O governo Dilma precisa fazer um ajuste fiscal?

SIM

Oportunidade imperdível

GUILHERME DA NÓBREGA

Há muito a se comemorar nos resultados fiscais do Brasil. De maneira inédita na história recente, o governo pode fazer política fiscal anticíclica como resposta a uma grave crise.
Apesar da perda de receita e da queda do superavit primário, preservou-se a solvência. Pode-se até reduzir temporariamente alguns impostos. Havia gordura.
Em 2009, por causa da crise, a arrecadação praticamente não cresceu. Já o gasto continuou a subir, mais ou menos no mesmo ritmo acelerado dos últimos anos. O superavit primário (antes de juros), que até então andava na casa dos 4% do PIB, caiu para 2,1% do PIB.
Em 2010, com a recuperação da economia, a receita felizmente voltou a crescer. O gasto, porém, se acelerou. Não fossem receitas extraordinárias e alguma criatividade contábil, o resultado primário teria se mantido no mesmo nível fraco de 2009. Computados os extras, deve chegar a 3% do PIB.
O novo governo já anunciou a intenção de manter o superavit nesse nível em 2011. Sem receitas extraordinárias e criatividade, porém, só chegará lá se reduzir fortemente o crescimento dos gastos. O esforço, contudo, é necessário e tende a ser bem recompensado.
O conforto que vivemos desde 2009 é resultado de longa e paciente preparação. Se formos ver bem, essa história começa na exaustão fiscal do começo dos anos 80. Ali encerrou-se o ciclo de crescimento tocado pelo setor público nos anos 70, do qual foram protagonistas as empresas estatais, o gasto público, o crédito público subsidiado, a proteção tarifária e as grandes obras.
Quaisquer que fossem os seus méritos, o modelo dos anos 70 deixou uma herança fiscal indesejável -nos números e, principalmente, na precariedade institucional. Sobraram limitadíssimos instrumentos de gestão. Era preciso agir.
Em 1986 criou-se, finalmente, uma secretaria do Tesouro. Por essa época se eliminou o relacionamento privilegiado que o Banco do Brasil tinha com o Banco Central. Depois de idas e vindas, o Ministério do Planejamento se consolidou no papel de gestor orçamentário.
As privatizações eliminaram despesas e simplificaram a gestão.
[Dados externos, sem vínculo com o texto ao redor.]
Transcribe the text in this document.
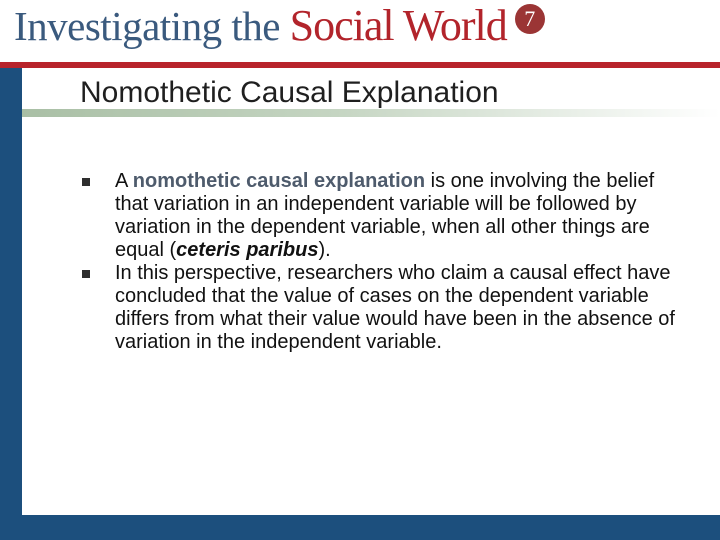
Investigating the Social World 7
Nomothetic Causal Explanation
A nomothetic causal explanation is one involving the belief that variation in an independent variable will be followed by variation in the dependent variable, when all other things are equal (ceteris paribus).
In this perspective, researchers who claim a causal effect have concluded that the value of cases on the dependent variable differs from what their value would have been in the absence of variation in the independent variable.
O enxugamento do sistema bancário público revelou alguns esqueletos e evitou muitos outros. A Lei de Responsabilidade Fiscal trouxe capacidade de controle e mais previsibilidade.
Mesmo restando muito a fazer, a construção de conjunto mínimo de instituições fiscais é, sem exagero, uma das mais importantes conquistas de nossa história recente.
Para ela contribuíram sucessivos governos, o Congresso, o Judiciário, a opinião publica. Se não resolvemos todos os problemas, ao menos sabemos onde a maioria deles está. A melhor política fiscal está no centro da transformação que nos deu juros mais baixos, horizontes mais largos, mais produtividade, mais crescimento. Não é pouco.
O novo governo terá, de imediato, a oportunidade de mostrar que faz parte dessa trajetória. A piora fiscal de 2009 era plenamente justificável. A ausência de melhora em 2010 (a não ser pelos eventos extraordinários) criou a dúvida sobre seu compromisso com a história que construímos ao longo desses muitos anos.
Empenhar-se para entregar de fato um superavit primário superior a 3% do PIB, "sem exceções", será fundamental para dar corpo ao discurso oficial, confirmando a natureza anticíclica dos fracos resultados de 2009 e 2010.
No plano conjuntural, contribuirá para desacelerar a economia, reduzindo o risco de inflação e a eventual necessidade de o Banco Central subir juros. De perspectiva mais longa, o compromisso permanente com o nível e a qualidade do gasto público é o caminho para assegurar que o Brasil continuará a se beneficiar de juros mais baixos, horizontes mais largos e estabilidade.
Não é fácil chegar lá, mas a oportunidade de tentar é imperdível.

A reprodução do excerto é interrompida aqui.